When I first approached semantic manipulation problem there was no solution like CycleGAN, or later findings. And even now all of them, including new methods produce artifacts when changing image content.

Approach

diagram

Use generator architecture with built-in segmentation.
Mix original image with new patches through the segmentation mask.
Train the whole network end-to-end.
Use L1 identity loss to constrain Generator and reduce changes.

Instructions

I am using CelebA dataset to train the model.
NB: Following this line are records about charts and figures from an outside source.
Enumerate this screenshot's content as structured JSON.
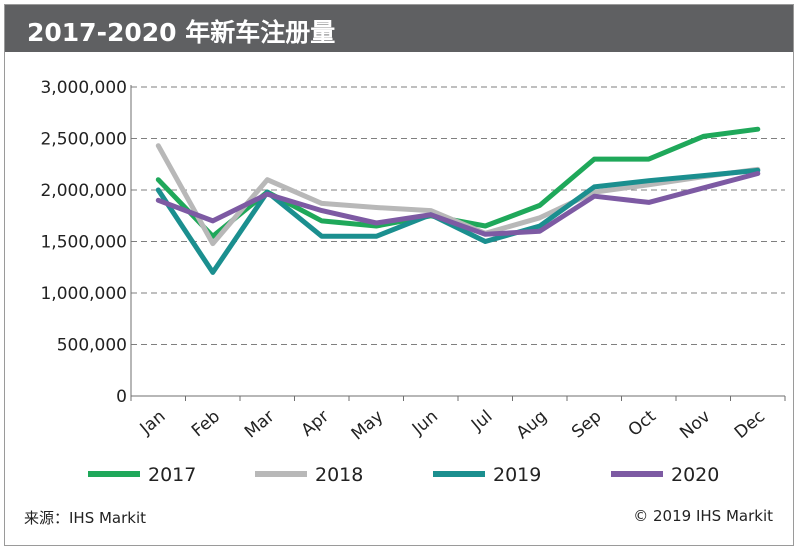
{
  "title": "2017-2020 年新车注册量",
  "source_text": "来源：IHS Markit",
  "copyright_text": "© 2019 IHS Markit",
  "chart_data": {
    "type": "line",
    "title": "2017-2020 年新车注册量",
    "xlabel": "",
    "ylabel": "",
    "categories": [
      "Jan",
      "Feb",
      "Mar",
      "Apr",
      "May",
      "Jun",
      "Jul",
      "Aug",
      "Sep",
      "Oct",
      "Nov",
      "Dec"
    ],
    "category_labels": [
      "Jan",
      "Feb",
      "Mar",
      "Apr",
      "May",
      "Jun",
      "Jul",
      "Aug",
      "Sep",
      "Oct",
      "Nov",
      "Dec"
    ],
    "ylim": [
      0,
      3000000
    ],
    "yticks": [
      0,
      500000,
      1000000,
      1500000,
      2000000,
      2500000,
      3000000
    ],
    "ytick_labels": [
      "0",
      "500,000",
      "1,000,000",
      "1,500,000",
      "2,000,000",
      "2,500,000",
      "3,000,000"
    ],
    "grid": "horizontal dashed",
    "legend_position": "bottom",
    "series": [
      {
        "name": "2017",
        "color": "#1fa85a",
        "values": [
          2100000,
          1550000,
          1980000,
          1700000,
          1650000,
          1750000,
          1650000,
          1850000,
          2300000,
          2300000,
          2520000,
          2590000
        ]
      },
      {
        "name": "2018",
        "color": "#b8b8b8",
        "values": [
          2430000,
          1480000,
          2100000,
          1870000,
          1830000,
          1800000,
          1580000,
          1730000,
          1980000,
          2050000,
          2130000,
          2200000
        ]
      },
      {
        "name": "2019",
        "color": "#1b8f8f",
        "values": [
          2000000,
          1200000,
          1980000,
          1550000,
          1550000,
          1760000,
          1500000,
          1650000,
          2030000,
          2090000,
          2140000,
          2190000
        ]
      },
      {
        "name": "2020",
        "color": "#7d5aa3",
        "values": [
          1900000,
          1700000,
          1960000,
          1800000,
          1680000,
          1760000,
          1570000,
          1600000,
          1940000,
          1880000,
          2020000,
          2160000
        ]
      }
    ]
  }
}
There are two files you would need to reproduce results: img_align_celeba.zip and list_attr_celeba.txt

You can download them from here http://mmlab.ie.cuhk.edu.hk/projects/CelebA.html and put into {PROJECT_DIR}/data
After that initialize data and train the model by running

sh init_data.sh
python train.py

Results

picked sample

In case a person is already smiling it doesn’t do any changes at all.
It handles poorly some extreme head angles.
There are still artifacts.

Advices

Consider following advices if you want to build this kind of a model:

Make sure your GAN model converges without appling mask and L1 loss.

Acknowledgments

The code is inspired by pytorch-CycleGAN-and-pix2pix . This paper GANimation: Anatomically-aware Facial Animation from a Single Image arXiv:1807.09251 describes similar training scheme.